A situação de Porto Rico como parte dos EUA é totalmente boa? Um relatório recente encomendado pelo governo central afirma que sua economia é prejudicada por compartilhar o salário mínimo com os EUA, o que aumenta os custos, e também pelos benefícios federais que incentivam os adultos a deixarem a força de trabalho. Em princípio essas queixas podem estar certas. Em particular, quando economistas que defendem um salário mínimo maior nos EUA, como eu mesmo, geralmente concordam que poderia ser um problema se fosse definido alto demais em relação à produtividade --e a produtividade de Porto Rico está muito abaixo dos níveis do continente.

Mas a evidência de que os salários mínimos ou os benefícios sociais são realmente um problema é, como coloca um estudo cuidadoso embora mais antigo, "surpreendentemente frágil". De maneira notável, o baixo índice de participação da força de trabalho de Porto Rico provavelmente tem mais a ver com a emigração do que com o bem-estar social: quando as oportunidades de emprego secam, os trabalhadores jovens e capazes se mudam para outros lugares, enquanto os menos empregáveis continuam no lugar. Você vê o mesmo fenômeno na região dos montes Apalaches (leste dos EUA), onde o desaparecimento das minas de carvão induziu muitos trabalhadores a partir, enquanto a população restante utiliza pesadamente a rede de seguridade social.

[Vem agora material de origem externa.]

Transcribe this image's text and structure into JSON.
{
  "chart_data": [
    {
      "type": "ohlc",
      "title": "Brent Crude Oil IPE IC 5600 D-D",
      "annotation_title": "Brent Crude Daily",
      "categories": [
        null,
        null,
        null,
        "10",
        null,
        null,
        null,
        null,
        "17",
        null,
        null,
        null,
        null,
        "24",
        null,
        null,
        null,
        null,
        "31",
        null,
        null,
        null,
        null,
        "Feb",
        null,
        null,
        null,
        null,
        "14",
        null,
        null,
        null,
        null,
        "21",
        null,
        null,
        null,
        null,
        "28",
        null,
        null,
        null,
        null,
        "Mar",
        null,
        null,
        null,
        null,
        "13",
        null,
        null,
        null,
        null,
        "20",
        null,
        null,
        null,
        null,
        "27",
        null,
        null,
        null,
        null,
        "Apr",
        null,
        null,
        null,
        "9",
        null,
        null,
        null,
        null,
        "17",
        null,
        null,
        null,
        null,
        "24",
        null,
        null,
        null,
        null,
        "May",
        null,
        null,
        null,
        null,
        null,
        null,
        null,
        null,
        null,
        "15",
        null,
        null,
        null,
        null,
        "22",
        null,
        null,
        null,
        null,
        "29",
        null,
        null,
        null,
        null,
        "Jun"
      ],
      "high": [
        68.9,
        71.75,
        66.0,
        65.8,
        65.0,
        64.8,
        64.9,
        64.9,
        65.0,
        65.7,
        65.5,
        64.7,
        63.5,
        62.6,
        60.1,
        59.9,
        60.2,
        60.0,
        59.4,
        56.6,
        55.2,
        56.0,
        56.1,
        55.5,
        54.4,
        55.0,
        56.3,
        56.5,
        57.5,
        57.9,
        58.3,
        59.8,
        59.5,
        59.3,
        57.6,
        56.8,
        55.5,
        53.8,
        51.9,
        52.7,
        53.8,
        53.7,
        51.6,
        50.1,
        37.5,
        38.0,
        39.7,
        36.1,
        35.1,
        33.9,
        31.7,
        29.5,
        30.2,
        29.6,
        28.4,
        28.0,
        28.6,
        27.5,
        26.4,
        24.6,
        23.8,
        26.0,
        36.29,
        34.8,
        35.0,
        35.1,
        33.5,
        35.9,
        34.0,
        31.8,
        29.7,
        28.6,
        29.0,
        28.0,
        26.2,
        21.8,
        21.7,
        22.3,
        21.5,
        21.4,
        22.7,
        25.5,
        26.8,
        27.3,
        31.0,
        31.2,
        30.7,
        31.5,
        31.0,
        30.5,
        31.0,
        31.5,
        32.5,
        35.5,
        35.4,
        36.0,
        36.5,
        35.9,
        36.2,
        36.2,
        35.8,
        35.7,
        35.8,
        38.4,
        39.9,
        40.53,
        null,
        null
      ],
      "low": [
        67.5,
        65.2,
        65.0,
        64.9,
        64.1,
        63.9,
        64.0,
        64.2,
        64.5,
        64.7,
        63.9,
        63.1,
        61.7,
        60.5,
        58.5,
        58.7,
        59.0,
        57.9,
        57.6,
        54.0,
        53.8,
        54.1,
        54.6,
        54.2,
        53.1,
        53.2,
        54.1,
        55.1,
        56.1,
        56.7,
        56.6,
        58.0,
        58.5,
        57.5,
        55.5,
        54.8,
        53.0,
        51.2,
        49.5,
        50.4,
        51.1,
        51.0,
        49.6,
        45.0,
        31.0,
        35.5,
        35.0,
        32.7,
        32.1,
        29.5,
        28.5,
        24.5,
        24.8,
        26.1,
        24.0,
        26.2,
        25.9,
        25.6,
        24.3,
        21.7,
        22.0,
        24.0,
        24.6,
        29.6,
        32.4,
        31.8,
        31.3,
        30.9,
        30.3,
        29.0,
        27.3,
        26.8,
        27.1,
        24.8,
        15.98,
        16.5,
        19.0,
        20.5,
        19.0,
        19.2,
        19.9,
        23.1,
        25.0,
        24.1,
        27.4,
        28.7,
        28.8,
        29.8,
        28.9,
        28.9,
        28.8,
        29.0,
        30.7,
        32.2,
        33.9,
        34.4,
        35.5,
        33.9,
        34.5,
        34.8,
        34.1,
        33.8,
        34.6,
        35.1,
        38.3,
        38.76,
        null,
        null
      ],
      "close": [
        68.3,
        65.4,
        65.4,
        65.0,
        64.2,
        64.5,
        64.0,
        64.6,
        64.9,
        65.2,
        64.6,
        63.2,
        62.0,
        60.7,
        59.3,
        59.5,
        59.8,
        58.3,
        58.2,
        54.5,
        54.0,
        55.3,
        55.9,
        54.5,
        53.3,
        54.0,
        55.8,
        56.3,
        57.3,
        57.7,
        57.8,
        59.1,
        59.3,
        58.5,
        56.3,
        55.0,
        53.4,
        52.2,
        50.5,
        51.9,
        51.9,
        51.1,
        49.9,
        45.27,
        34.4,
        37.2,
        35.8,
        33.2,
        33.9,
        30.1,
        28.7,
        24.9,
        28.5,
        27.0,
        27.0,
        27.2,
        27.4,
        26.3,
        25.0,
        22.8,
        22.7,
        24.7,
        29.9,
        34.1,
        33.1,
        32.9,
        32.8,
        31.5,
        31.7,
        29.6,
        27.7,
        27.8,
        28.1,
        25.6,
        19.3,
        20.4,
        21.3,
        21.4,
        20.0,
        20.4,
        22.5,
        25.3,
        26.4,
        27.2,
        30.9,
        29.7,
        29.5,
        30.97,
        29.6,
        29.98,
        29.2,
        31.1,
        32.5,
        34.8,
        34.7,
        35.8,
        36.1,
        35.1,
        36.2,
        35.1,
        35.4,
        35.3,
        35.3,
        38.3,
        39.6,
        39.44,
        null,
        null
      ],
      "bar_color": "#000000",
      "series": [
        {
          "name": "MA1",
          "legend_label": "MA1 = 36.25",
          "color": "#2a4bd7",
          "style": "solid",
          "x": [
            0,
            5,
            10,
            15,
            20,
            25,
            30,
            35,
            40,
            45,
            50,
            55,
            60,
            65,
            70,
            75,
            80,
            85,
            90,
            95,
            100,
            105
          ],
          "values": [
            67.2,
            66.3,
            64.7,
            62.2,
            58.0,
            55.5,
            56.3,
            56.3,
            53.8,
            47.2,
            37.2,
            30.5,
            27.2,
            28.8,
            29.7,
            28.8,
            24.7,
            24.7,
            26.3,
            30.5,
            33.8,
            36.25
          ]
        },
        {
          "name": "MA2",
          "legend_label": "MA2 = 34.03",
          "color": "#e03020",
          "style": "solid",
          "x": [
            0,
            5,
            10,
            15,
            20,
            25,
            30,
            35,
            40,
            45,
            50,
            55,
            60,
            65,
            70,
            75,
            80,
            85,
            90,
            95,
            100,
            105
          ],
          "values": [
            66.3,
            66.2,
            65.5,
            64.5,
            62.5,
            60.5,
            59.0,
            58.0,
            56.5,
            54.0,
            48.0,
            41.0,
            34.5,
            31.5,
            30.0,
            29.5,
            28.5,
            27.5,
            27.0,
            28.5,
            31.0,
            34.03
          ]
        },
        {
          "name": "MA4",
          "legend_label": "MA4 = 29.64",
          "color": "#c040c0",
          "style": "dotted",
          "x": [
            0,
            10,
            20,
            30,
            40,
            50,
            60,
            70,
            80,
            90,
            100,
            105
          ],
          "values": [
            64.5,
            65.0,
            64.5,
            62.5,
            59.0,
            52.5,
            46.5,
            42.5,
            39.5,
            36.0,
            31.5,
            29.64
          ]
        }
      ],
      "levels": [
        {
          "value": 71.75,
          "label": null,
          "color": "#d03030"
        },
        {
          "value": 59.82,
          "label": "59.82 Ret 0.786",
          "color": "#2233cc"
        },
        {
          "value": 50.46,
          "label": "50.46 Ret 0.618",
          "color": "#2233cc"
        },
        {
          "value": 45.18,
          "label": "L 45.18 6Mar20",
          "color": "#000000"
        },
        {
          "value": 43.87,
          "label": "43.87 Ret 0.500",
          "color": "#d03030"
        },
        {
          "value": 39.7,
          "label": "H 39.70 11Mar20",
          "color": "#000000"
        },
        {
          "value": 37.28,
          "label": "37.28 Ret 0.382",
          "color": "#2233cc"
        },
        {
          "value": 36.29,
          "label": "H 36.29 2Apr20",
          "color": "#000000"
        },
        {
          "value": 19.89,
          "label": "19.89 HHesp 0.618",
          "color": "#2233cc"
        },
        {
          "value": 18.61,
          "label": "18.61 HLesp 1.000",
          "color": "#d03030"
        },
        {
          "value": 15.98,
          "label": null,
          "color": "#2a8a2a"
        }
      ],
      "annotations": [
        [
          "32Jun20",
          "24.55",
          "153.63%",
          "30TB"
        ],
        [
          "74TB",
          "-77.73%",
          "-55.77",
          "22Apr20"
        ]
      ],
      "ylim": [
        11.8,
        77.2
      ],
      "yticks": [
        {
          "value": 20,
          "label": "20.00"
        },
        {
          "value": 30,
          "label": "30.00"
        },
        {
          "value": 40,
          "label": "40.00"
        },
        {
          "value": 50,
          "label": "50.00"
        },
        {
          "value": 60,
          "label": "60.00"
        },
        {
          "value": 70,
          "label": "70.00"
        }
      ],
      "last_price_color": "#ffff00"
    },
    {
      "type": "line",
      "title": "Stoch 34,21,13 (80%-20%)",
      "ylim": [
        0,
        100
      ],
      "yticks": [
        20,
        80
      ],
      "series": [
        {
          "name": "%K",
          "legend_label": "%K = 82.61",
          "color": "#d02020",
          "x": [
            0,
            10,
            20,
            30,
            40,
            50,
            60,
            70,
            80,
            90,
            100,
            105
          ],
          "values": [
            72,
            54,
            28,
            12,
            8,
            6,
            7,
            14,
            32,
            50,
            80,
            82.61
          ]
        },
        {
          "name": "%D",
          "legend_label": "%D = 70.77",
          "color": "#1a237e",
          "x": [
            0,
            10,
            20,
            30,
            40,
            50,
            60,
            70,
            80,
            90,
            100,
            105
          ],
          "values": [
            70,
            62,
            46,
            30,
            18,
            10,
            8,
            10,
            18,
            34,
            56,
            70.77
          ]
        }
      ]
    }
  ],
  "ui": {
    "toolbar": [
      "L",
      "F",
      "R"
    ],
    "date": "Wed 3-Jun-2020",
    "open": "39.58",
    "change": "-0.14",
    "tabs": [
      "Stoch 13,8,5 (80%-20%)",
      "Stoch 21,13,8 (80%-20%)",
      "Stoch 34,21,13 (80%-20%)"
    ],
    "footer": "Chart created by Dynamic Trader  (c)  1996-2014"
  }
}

E o quanto isso é realmente terrível? A rede de segurança existe para proteger as pessoas, e não os lugares. Se uma economia regional fica prejudicada pelas mudanças nas marés da globalização, bem, isso vai acontecer de vez em quando. O importante é que os trabalhadores sejam capazes de encontrar oportunidades em algum lugar, e que os que por algum motivo não conseguirem aproveitar essas oportunidades sejam protegidos das dificuldades extremas.

Existe, é claro, o problema de manter serviços públicos para os que ficam. Comparados com a Europa, os EUA se beneficiam enormemente de ter um orçamento nacional integrado --mas não integrado o suficiente para enfrentar choques regionais realmente grandes. E Porto Rico enfrenta certo risco de uma espiral mortífera em que a emigração dos residentes em idade ativa mina a base fiscal para os que ficam, e a deterioração dos serviços públicos leva a ainda mais emigração.

O que isso nos diz, por sua vez, é que mesmo para uma parte dos EUA o excesso de austeridade pode ser contraproducente. Seria em particular uma péssima ideia dar aos fundos de investimento que compraram grande parte da dívida de Porto Rico o que eles querem - basicamente, destruir o sistema educacional da ilha em nome da responsabilidade fiscal.

De modo geral, porém, a história porto-riquenha é uma de tempos ruins que chegam muito perto do desastre total. E a graça salvadora nessa situação é o governo grande --um sistema federal que fornece uma rede de segurança crucial para os cidadãos americanos em tempos de necessidade, onde quer que eles vivam.